Eisenberg Patient Safety and Quality Awards Winners Announced

By John Commins

HCA Healthcare and WellSpan Health have been named winners of the John M. Eisenberg Patient Safety and Quality Awards for their efforts to identify and reduce sepsis.

The award, bestowed by the Joint Commission and the National Quality Forum, is given for national, local, and individual categories.

“The Eisenberg Awards identify significant and lasting contributions to improving patient safety and health care quality that are consistent with the aims of the National Quality Strategy: better care, healthy people and communities, and smarter spending,” the Joint Commission and NQF said in a joint press release.

Gordon D. Schiff, MD, an internist, associate director of Brigham and Women’s Center for Patient Safety Research and Practice, and director of the Harvard Medical School Center for Primary Care Harvard Medical School, won the Eisenberg “individual achievement” award.

Schiff is well known on the patient safety and quality improvement realm, having authored more than 250 articles on safety issues related to health informatics, and medication and diagnostic errors. He is a founding contributor to the Society to Improve Diagnosis in Medicine’s Diagnostic Error in Medicine international conference series, and a reviewer of the National Academy of Medicine Report: Improving Diagnosis in Healthcare.

Before joining Brigham and Women’s a decade ago, Schiff led quality and safety projects at John H. Stroger, Jr. Hospital in Chicago.

HCA Healthcare won the Innovation in Patient Safety and Quality at the National Level for developing the world’s largest continuously operating sepsis surveillance system.

The hospital company’s Sepsis Prediction & Optimization of Therapy (SPOT) was rolled out 2018 in 164 U.S. hospitals. SPOT uses algorithms to analyze sepsis development patterns across HCA hospitals and can detect sepsis six hours earlier than traditional screenings.

Using SPOT, HCA saw improvement in sepsis mortality, and intervention efforts, nearly 8,000 patient lives have been saved since 2013.

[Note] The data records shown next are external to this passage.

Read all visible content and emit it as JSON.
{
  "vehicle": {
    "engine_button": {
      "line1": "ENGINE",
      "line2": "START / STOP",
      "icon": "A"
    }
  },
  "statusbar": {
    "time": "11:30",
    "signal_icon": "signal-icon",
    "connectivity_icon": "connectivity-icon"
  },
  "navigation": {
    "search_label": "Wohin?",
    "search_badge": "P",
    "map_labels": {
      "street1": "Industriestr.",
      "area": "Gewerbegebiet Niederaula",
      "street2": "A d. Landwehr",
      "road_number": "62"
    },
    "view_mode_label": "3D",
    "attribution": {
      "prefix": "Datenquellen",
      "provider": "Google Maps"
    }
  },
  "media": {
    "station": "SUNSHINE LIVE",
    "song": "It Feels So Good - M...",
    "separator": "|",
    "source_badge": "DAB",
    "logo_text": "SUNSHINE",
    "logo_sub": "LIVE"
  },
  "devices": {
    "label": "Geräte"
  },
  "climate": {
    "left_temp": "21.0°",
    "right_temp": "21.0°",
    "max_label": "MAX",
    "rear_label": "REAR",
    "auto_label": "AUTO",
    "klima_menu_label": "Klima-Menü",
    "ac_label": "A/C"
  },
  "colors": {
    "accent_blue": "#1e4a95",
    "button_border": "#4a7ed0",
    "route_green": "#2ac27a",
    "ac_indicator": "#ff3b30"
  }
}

Jonathan Perlin, MD, HCA CMO, said the award has particular meaning for the Nashville-based, for-profit hospital company because “the current public health climate of COVID-19 has emphasized now more than ever the importance of early detection of life-threatening illnesses.”

“We are honored to receive this respected award for our technology that helps clinicians detect sepsis earlier, accelerates treatment, improves the care provided to patients, and helps save lives,” he said.

WellSpan Health won the Innovation in Patient Safety and Quality at the Local Level for creating a “Central Alert Team” of critical care nurses who continuously telemonitor patients at all WellSpan hospitals from a remote “bunker.” The York, PA-based health system estimates that it saved 350 lives “and counting” by reducing early sepsis detection and screening times from 67 minutes to 12 minutes.

“The team is a marriage of real-time electronic healthcare data and a highly skilled clinical team,” said Steven Delaveris, DO, WellSpan’s vice president of medical services. “That powerful combination results in WellSpan hospitals having some of the best survival rates for sepsis in the country. In real terms, this team is saving lives.”

John Commins is a content specialist and online news editor for HealthLeaders, a Simplify Compliance brand.